The Financial Supervisory Commission and the Ministry of Finance yesterday separately met with domestic banks to make sure they prioritize first-home buyers and honor lending agreements when processing loan applications.
The commission went so far as to indicate it is mulling easing banking rules that currently limit construction and housing loans to 30 percent of a bank’s deposits and debt issuance combined.
Banks have been urged not to withhold funding from first-home buyers or houses they previously agreed to finance after meeting with 13 banks, Banking Bureau Deputy Director-General Roger Lin (林志吉) said.
Photo: Clare Cheng, Taipei Times
The commission is considering excluding loans to first-home buyers, urban renewal projects and related construction work from the regulatory ceiling of 30 percent of a bank’s available funds on hand to help end a cash crunch, Lin said.
Starting from the middle of this month, banks are to update their mortgage operations every two weeks so the commission can gain a better understanding of their construction and house loan data and quantitative loan controls, he said.
Banks should share and publish their mortgage operations online so people know where to apply for loans, he added.

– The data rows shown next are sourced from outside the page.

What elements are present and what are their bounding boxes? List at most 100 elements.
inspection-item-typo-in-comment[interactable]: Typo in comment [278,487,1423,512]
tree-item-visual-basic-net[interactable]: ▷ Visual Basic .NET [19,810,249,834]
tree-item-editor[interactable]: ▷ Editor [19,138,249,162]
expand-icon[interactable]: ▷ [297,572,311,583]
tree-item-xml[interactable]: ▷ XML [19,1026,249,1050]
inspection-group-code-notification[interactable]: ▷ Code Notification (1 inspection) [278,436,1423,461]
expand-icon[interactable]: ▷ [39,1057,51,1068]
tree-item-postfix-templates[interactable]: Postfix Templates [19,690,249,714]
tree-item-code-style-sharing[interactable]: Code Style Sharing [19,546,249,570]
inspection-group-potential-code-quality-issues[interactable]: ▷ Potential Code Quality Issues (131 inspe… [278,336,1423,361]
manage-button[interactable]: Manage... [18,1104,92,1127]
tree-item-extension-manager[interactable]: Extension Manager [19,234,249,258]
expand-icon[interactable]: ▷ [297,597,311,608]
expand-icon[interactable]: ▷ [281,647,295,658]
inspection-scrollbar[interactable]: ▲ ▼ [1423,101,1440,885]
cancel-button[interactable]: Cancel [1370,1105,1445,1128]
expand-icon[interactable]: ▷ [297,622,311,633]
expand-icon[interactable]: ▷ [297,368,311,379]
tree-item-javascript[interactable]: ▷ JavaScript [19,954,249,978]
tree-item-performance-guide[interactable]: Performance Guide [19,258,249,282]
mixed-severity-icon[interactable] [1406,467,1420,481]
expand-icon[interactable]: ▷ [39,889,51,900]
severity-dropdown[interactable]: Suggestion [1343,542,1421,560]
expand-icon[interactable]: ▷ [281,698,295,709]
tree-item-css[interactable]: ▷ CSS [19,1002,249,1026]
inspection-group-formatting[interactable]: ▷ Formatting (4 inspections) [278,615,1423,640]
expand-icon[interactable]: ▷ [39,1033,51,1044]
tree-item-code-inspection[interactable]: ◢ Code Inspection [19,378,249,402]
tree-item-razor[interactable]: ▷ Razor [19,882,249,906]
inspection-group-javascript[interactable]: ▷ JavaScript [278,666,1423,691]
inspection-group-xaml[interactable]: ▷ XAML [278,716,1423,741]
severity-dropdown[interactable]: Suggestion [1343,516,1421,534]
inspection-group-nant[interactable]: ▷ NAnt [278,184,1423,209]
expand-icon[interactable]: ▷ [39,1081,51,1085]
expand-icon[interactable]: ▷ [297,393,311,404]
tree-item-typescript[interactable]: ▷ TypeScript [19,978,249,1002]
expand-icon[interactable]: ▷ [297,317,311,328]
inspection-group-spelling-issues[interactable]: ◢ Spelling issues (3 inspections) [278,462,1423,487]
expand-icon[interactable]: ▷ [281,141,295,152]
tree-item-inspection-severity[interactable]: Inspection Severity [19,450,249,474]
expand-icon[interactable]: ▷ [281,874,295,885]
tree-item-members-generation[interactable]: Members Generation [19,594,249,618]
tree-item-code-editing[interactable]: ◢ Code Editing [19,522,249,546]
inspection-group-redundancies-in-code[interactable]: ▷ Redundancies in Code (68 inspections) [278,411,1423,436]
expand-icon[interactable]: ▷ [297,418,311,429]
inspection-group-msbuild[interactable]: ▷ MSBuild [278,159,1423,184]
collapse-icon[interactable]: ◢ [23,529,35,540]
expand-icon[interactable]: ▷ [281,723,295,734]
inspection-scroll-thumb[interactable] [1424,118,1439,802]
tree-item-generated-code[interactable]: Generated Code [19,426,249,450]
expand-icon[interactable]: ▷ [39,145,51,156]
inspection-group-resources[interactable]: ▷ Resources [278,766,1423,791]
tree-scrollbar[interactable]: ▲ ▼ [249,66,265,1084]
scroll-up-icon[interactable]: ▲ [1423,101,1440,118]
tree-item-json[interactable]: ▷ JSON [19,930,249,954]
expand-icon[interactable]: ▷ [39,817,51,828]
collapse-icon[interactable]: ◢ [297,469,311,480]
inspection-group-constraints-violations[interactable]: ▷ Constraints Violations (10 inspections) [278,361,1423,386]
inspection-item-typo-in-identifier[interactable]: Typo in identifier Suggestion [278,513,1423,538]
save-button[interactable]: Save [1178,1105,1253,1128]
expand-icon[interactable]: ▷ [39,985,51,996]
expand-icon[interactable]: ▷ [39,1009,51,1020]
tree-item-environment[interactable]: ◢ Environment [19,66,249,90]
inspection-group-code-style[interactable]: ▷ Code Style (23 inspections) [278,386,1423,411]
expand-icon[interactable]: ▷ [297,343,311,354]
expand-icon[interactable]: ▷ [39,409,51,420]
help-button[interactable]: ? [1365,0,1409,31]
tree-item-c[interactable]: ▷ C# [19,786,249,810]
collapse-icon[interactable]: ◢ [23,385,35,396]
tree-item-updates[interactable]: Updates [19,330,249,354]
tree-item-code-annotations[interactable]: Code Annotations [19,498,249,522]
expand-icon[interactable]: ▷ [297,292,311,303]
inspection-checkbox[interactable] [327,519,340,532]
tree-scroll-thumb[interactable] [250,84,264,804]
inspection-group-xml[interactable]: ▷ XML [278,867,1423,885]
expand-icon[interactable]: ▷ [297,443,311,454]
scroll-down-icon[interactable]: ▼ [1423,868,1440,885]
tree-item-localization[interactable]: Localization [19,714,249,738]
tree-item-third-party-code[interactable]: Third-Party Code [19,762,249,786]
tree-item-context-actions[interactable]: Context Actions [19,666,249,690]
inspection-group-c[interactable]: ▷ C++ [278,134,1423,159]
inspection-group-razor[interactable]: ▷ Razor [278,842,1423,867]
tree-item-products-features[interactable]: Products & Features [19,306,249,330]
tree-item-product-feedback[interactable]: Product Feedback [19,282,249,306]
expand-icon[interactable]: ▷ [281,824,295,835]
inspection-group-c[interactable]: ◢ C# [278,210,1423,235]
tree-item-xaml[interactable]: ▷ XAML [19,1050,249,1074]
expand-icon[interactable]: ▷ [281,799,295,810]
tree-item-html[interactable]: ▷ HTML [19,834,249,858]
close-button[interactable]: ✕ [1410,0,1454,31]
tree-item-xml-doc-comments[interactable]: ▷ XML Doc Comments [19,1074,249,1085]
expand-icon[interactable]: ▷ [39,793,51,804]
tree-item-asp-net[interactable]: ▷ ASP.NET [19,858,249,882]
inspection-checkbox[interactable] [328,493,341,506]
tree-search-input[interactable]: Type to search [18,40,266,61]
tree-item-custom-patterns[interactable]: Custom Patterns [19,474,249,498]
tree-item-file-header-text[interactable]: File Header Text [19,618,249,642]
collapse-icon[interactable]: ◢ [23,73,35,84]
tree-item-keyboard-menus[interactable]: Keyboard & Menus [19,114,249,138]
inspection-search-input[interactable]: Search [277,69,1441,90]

The banking system gained NT$11 trillion (US$341.7 billion) of deposits in the past three years, suggesting there is an extra NT$3 trillion on hand for mortgages, Lin said.
Banks should also make good on their promise to provide loans for newly completed complexes or unsold houses even if loan applicants are not first-home buyers, he said.
The central bank has voiced reservations on the planned deregulation, saying that real-estate lending is approaching a record high of 37.9 percent of total loans and that concentration could squeeze room for financing other sectors.
The Cabinet is mulling cross-ministerial discussions on the matter, the commission said.
Separately, the Ministry of Finance said that the bad loan ratio for mortgages with favorable lending terms stands at a minor 0.04 percent.
The program helped 73,000 people buy their own home between August last year and July, accounting for 9.92 percent of all transactions, rather than 40 percent or higher as critics have claimed, the ministry said.
The ministry also dismissed reports that real-estate lending is getting close to the statutory ceiling, saying the leeway is another NT$1 trillion.
Government agencies would press ahead with the favorable lending terms — including interest rates of 1.775 percent, a five-year grace period and mortgages of up to 40 years — while maintaining the stability of the financial system, the ministry said.